Beyond France's borders, Macron's comments on the cartoons of Mohammed have caused a stir with Turkish President Erdogan. Do you think that the resurgence of French secularism is linked to the conflict between the West and Turkey within NATO?
Macron has also made a great mishap by proclaiming, "We will not give up the cartoons". He gave the impression that he was taking them to his account, and, what is even more severe, that freedom of expression for him as a whole amounts to the right to blasphemy. If he had confined himself to saying, "We will continue to guarantee freedom of expression", the consequences would not have been the same. But if there is a right to blasphemy, there is not automatically a duty to blaspheme. The freedom to blaspheme is one thing; the freedom not to be forced to see what one does not want to see is another. By showing solidarity with the objectively shocking drawings in Charlie Hebdo, Macron has delivered something that the Arab-Muslim world could only consider as provocation.
Erdogan, whose relations with France were already strained because of his role in Syria, Libya, the Mediterranean and Azerbaijan, used the situation to his advantage, allowing him to strengthen his prestige among Muslims throughout the world. The Americans spared him because of his role in NATO, and Germany held back because Angela Merkel is afraid of the reactions of the Turkish minority living on German soil. The lesson France can draw from this situation is that it is time to withdraw from the trans-Atlantic alliance of NATO, which has had no right to exist since the end of the Cold War, except to be the armed arm of Washington's foreign policy.

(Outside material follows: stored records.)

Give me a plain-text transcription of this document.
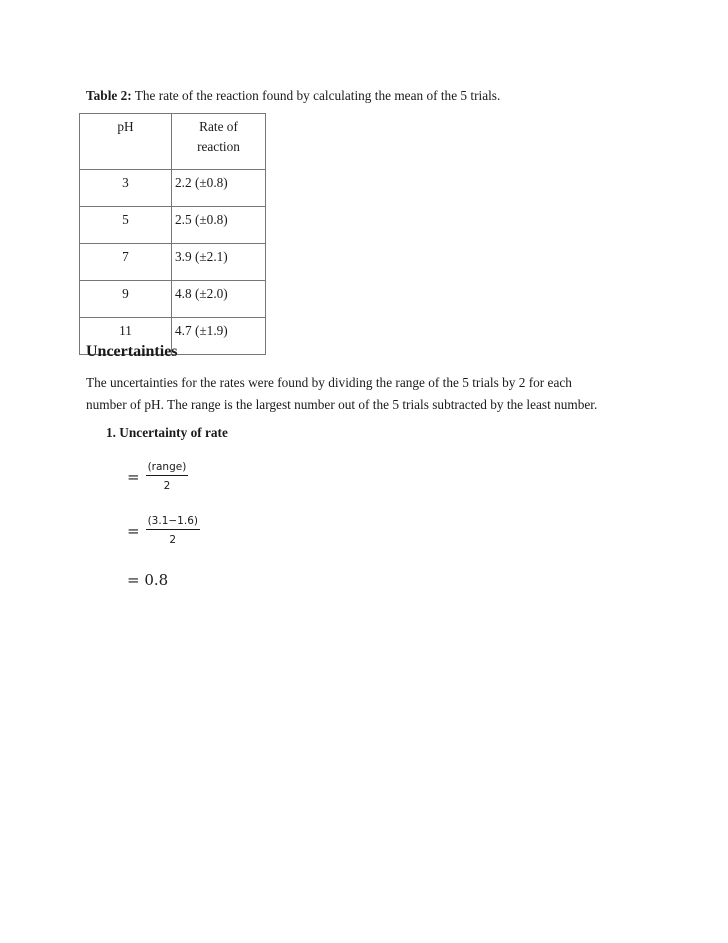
Table 2: The rate of the reaction found by calculating the mean of the 5 trials.
pH	Rate of
reaction
3	2.2 (±0.8)
5	2.5 (±0.8)
7	3.9 (±2.1)
9	4.8 (±2.0)
11	4.7 (±1.9)
Uncertainties
The uncertainties for the rates were found by dividing the range of the 5 trials by 2 for each
number of pH. The range is the largest number out of the 5 trials subtracted by the least number.
1. Uncertainty of rate
= $\frac{\text{(range)}}{2}$
= $\frac{(3.1-1.6)}{2}$
= 0.8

In conclusion, you can have a strict immigration policy while maintaining good relations with the Arab world. The philosopher Michel Onfray recently accused the French government of being too Islamophilic in domestic policy and too Islamophobic in foreign policy. I think that is a fair assessment.
Thank you very much, Monsieur de Benoist, for your sophisticated designs!
Alain de Benoist – Born in 1943, writer and philosopher. Studied Law, Political Science and History of Religion at the Sorbonne and the University of Paris. Founder of the magazines Nouvelle Ecole (1968) and Krisis (1988), editorial writer for the magazine Eléments, author of some 115 books, 2,000 articles and 800 interviews, translated into 14 different languages. Recent publications: The Populist Moment (2017), What Thinking Means (2017), Against Liberalism. Society is Not a Market (2019), The Leaden Screed (2020). Alain de Benoist is considered the leading thinker of the Nouvelle Droite, the New Right. Together with Dominique Venner, de Benoist co-founded the Groupement de Recherche et des Etudes pour la Civilisation Européenne (GRECE) in 1968.
Alexander Markovics led the conversation and translated it from French. By courtesy of the German monthly magazine Deutsche Stimme.